Gym Junkie Mice May Stimulate New Treatments for Dementia

Feb, 2022 - by CMI

A new study revealed that exercise can stimulate the release of anti-inflammatory molecules that can improve brain health.

 

A new Stanford University study that focuses on a single anti-inflammatory protein found that the ant-inflammatory protein, which helps in improving common health conditions, increases in the blood with consistent physical activity, resulting in a new type of drug that prevents neurodegeneration and cognitive decline. Tony Wyss Coray, a professor of neurological sciences along with a team of scientists at Stanford University, almost a decade ago, discovered that injecting blood from young mice into old mice improve the cognitive abilities of aged animals. Based on the study, Wyss-Coray and his team presumed that the increased clusterin plasma level in human subjects with Alzheimer’s can act as a compensatory mechanism – a process used to offset cognitive weakness.
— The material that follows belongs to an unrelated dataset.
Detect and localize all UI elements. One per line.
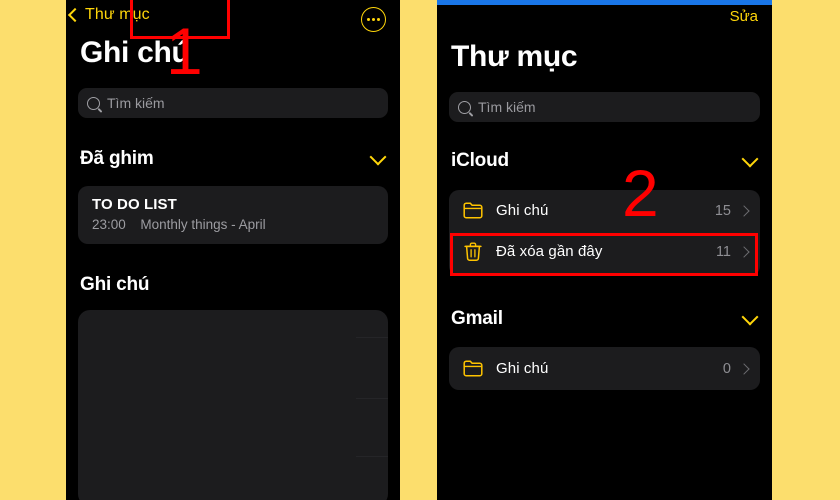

The mechanism then raises the level of clusterin in the body to suppress other inflammatory mechanisms associated with neurodegeneration.

 

The researchers first examined three groups of mice, where one group was allowed to ride on running wheels for a month, the other group’s exercise bike was locked for the same duration. A month later, researchers found that exercising mice had more hippocampal neurons than sitting mice. The third group of mice was hospitalized for one month and provided plasma transfusions from both exercised and sedentary mice. It was then observed that the group of mice who received the blood of runner mice performed better in cognitive tests than animals that received the blood of mice with no exercise. This new study found that most of the protein differences between the two types of mouse blood are associated with the inflammatory process and in particular, clusterin appeared to play an important anti-inflammatory role in reducing brain inflammation.

 

Wyss-Coray does not suggest that clusterin itself may be a future treatment for cognitive decline. Instead, he speculates that further research on the exercise-inducing protein in the brain could influence the development of new molecules that specifically seize the control of this mechanism. Through this, researchers will have the potential to develop new therapies to prevent cognitive decline and reduce brain inflammation.